Claude Opus 4.5 Takes the Lead
Claude Opus 4.5 leads the quality rankings at 12.7% correctness, edging out Qwen 2.5 (11.8%) and DeepSeek R1 (11.5%). Notably, GPT-4o ranks near the bottom at 10.4%—interesting given GPT-4o is also the judge.
This suggests the benchmark measures genuine command quality rather than stylistic similarity to the judge model. A biased judge would rank its own family higher.
Latency and Token Efficiency
Quality aside, models vary dramatically in cost and speed:
| Model | Avg Latency | Avg Tokens |
|---|---|---|
| Qwen 2.5 72B | 236ms | 91 |
| GPT-4o | 489ms | 93 |
| Mistral Large | 571ms | 98 |
| DeepSeek V3 | 666ms | 85 |
| Claude 3.5 Sonnet | 876ms | 94 |
| DeepSeek R1 | 1,408ms | 1,897 |
| Llama 3.3 70B | 1,606ms | 96 |
| Claude Opus 4.5 | 1,719ms | 94 |
| Gemini 2.5 Pro | 2,389ms | 555 |
| GLM-4.7 | 3,852ms | 843 |
Qwen 2.5 remains the speed champion at 236ms—more than twice as fast as any other model. Combined with competitive quality (11.8%, rank 2), it offers the best value for high-volume workloads where you can tolerate retry logic.
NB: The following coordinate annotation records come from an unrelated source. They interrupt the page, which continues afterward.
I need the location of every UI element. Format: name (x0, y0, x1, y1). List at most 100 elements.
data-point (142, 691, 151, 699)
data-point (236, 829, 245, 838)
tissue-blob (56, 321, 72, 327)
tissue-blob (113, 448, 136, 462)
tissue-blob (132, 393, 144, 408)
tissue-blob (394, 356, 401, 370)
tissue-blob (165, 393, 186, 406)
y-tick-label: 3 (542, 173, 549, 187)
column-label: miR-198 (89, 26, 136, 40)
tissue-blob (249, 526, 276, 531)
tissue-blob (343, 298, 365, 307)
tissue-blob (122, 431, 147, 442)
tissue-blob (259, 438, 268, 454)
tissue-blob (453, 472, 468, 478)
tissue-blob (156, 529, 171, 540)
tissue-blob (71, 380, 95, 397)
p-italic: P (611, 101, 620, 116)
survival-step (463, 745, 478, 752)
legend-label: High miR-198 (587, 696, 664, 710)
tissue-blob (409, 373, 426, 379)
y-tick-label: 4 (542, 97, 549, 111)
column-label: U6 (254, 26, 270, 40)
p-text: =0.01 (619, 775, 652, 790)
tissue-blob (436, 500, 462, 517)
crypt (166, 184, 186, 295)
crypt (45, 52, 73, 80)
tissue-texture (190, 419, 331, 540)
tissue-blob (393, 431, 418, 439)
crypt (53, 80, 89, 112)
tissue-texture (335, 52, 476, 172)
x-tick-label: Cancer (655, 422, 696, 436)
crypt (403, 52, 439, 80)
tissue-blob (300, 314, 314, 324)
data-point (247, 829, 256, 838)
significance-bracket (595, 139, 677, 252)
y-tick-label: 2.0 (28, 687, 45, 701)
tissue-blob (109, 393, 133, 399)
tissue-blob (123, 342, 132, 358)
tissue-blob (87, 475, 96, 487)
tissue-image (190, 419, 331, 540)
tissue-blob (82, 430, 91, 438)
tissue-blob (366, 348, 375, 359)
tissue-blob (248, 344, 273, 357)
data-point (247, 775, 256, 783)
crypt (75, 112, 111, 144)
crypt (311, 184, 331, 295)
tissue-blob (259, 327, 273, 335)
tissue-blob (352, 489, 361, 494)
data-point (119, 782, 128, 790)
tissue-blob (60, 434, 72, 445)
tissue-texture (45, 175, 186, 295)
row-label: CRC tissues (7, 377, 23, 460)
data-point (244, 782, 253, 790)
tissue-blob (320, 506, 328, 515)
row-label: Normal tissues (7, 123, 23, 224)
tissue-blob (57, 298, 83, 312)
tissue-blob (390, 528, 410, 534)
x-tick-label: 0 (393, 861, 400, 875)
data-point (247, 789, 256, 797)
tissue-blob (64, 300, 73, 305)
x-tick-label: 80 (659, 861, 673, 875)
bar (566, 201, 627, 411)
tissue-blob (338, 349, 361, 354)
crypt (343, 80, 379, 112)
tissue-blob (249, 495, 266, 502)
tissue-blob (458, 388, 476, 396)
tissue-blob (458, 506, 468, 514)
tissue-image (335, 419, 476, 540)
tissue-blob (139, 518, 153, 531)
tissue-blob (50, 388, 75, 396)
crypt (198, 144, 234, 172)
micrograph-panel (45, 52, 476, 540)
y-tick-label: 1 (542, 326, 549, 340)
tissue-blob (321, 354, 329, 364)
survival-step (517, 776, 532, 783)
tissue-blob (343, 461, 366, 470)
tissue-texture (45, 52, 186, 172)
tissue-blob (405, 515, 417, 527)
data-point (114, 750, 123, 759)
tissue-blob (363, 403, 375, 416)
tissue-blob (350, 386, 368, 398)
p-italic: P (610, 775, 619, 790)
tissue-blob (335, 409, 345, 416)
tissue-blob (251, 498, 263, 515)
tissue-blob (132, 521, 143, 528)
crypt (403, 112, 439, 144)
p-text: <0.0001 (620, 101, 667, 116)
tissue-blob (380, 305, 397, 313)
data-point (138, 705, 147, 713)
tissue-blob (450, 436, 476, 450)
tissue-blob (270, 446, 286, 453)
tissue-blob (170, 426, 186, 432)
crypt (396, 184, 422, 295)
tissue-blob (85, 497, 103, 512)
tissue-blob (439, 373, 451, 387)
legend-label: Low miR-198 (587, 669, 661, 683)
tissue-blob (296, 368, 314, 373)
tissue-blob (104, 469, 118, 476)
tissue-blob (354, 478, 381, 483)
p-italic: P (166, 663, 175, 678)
Reasoning Models: Still Expensive
DeepSeek R1 and GLM-4.7 use "reasoning tokens"—internal chain-of-thought that counts against output. For simple commands:
- DeepSeek R1: 1,897 avg tokens (20x typical) at 1,408ms
- GLM-4.7: 843 avg tokens (8x typical) at 3,852ms
Despite this overhead, DeepSeek R1 ranks 3rd in quality (11.5%). The reasoning helps—but at 20x the token cost. For atomic tool use, the economics rarely justify it.
Methodology
500 operations derived from a first-principles taxonomy of bash/shell tool use: filesystem, text, network, process, security, containers, version control, data transformation, archiving, system administration, user management, and time operations.
Phase 1: Generation. Each model generates commands with temperature=0. Heavy parallelization (100 concurrent requests) to minimize wall-clock time. Results cached incrementally.
Phase 2: Quality Judging. GPT-4o evaluates each (goal, command) pair for correctness and assigns a 0-10 quality score. 5,000 total judgments. The judge prompt asks: "Does this command correctly achieve the goal? Consider: correctness, safety, whether it would actually work."
The full benchmark code and results are available at github.com/agentiagency/tool-use-benchmark.